The King's Entertainment at Welbeck in Nottinghamshire, alternatively titled Love's Welcome at Welbeck, was a masque or entertainment written by Ben Jonson, and performed on 21 May 1633 at the Welbeck estate of William Cavendish, 1st Duke of Newcastle. It has been argued that the philosopher Thomas Hobbes may have participated in the entertainment as a performer.

==Background==
When King Charles I conducted a royal progress through northern England to Scotland in the spring and summer of 1633, he stayed and was entertained at the country houses of important aristocrats. The most lavish, and in retrospect the most famous of those 1633 shows, was Jonson's at Welbeck. Charles was so pleased with it that he requested another from the same source on his 1634 progress, which resulted in the "more spectacular" show, Love's Welcome at Bolsover. Newcastle spent between £4000 and £5000 on the masque, which was considered a phenomenal sum for such an occasion – until the following year, when the bill for the Bolsover show exceeded that by £10,000.

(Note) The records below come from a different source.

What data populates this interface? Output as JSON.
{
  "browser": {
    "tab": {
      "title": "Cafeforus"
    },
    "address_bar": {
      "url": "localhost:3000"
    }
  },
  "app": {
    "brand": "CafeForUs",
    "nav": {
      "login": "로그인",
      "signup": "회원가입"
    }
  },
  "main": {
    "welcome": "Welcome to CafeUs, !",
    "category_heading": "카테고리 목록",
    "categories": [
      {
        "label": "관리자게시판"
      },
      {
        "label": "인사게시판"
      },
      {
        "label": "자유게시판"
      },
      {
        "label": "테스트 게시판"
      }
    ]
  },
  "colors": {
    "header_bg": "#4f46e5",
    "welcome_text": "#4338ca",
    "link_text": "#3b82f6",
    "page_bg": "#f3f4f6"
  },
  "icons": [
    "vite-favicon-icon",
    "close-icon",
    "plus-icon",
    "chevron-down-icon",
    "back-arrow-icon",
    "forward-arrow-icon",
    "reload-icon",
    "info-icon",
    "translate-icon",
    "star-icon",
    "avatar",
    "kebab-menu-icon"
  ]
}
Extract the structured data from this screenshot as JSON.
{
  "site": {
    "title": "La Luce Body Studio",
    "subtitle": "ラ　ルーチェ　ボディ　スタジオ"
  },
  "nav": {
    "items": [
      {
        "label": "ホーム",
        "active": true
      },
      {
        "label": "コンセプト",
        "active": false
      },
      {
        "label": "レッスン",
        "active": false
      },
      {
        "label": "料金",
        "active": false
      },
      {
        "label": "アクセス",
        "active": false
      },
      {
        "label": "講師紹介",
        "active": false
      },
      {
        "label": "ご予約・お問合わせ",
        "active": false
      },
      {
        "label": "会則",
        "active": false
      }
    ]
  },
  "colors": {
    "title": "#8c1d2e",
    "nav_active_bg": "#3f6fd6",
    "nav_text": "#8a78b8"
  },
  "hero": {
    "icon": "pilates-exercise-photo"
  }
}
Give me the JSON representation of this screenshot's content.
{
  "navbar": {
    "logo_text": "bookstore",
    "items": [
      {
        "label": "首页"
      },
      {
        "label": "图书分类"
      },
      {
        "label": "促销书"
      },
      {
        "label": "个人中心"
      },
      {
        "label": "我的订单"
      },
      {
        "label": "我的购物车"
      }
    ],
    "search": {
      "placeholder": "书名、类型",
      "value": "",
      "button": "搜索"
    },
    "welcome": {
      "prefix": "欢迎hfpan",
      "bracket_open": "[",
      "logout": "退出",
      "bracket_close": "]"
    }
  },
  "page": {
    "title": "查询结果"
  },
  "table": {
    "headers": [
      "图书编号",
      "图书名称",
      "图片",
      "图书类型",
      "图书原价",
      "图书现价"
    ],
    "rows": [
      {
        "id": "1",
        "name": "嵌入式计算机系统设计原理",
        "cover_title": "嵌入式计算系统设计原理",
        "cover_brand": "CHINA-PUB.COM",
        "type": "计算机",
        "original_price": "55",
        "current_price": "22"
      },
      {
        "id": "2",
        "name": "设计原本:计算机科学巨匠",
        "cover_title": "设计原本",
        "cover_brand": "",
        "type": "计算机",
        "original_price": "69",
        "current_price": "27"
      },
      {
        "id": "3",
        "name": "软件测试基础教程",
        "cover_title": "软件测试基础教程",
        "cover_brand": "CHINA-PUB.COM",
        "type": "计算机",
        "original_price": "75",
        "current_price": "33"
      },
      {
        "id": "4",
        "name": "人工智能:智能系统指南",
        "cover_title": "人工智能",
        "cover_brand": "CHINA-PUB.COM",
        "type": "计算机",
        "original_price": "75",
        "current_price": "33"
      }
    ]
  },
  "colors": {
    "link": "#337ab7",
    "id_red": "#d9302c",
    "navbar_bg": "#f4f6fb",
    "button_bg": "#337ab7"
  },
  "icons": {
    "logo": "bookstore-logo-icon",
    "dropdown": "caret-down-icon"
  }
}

The commission for the masque came at a welcome time in Jonson's career. After Chloridia in February 1631, Jonson no longer received commissions for masques from the Stuart Court; in his long battle of egos with Inigo Jones, Jones had finally won and Jonson had lost. In September of the same year, Jonson had also lost his post as the chronologer of the city of London. The Duke of Newcastle, who had an established relationship with Jonson, stepped in to support the poet laureate in his time of need.

==The show==
The show opened with a scene portraying the Passions, Love and Doubt, and the Affections, "Joy, Delight, &c.," who sing with a chorus in support. After dinner, the show resumed with a dialogue between Accidence, a schoolmaster, and Fitz-Ale, a herald. The dialogue was followed by six hooded figures who give a display at the quintain, comparable to a display of jousting or "barriers." (Regarding the latter, see: The Speeches at Prince Henry's Barriers.) The quintain display was brought to a conclusion by a "Gentleman" who reproved the rustics and their sport, and hailed the King for his love, goodness, and other virtues.

This ambivalent text has been read as reflecting a larger ambivalence in the Court's position on relevant issues. Charles had re-published the Book of Sports and Jacobean proclamations urging noblemen to maintain and uphold traditional country life. Yet the Stuart Court was itself oriented far more to an urban and palatial style that tended to draw the aristocracy away from the country and toward the attractions of London.

==Texts==
The text of the masque was published in the second folio collection of Jonson's works in 1641, and was thereafter included in his canon. A manuscript of the masque is extant among the Newcastle papers, as is the letter from Jonson that probably accompanied the delivery of the text.

==Hobbes==
In 1998, A. P. Martinich argued that the figure of Fitz-Ale in the entertainment may have been filled by Thomas Hobbes. Martinich based his argument on details from Hobbes's published works and his known relationship with Newcastle, who patronized Hobbes as he did a range of other writers. (The idea of a philosopher turning actor may be strange to a modern sensibility. But training in rhetoric was a fundamental aspect of the trivium, the basic educational system of the day; participation in a rhetorical exercise like the Accidence/Fitz-Ale debate is comprehensible in light of that tradition.)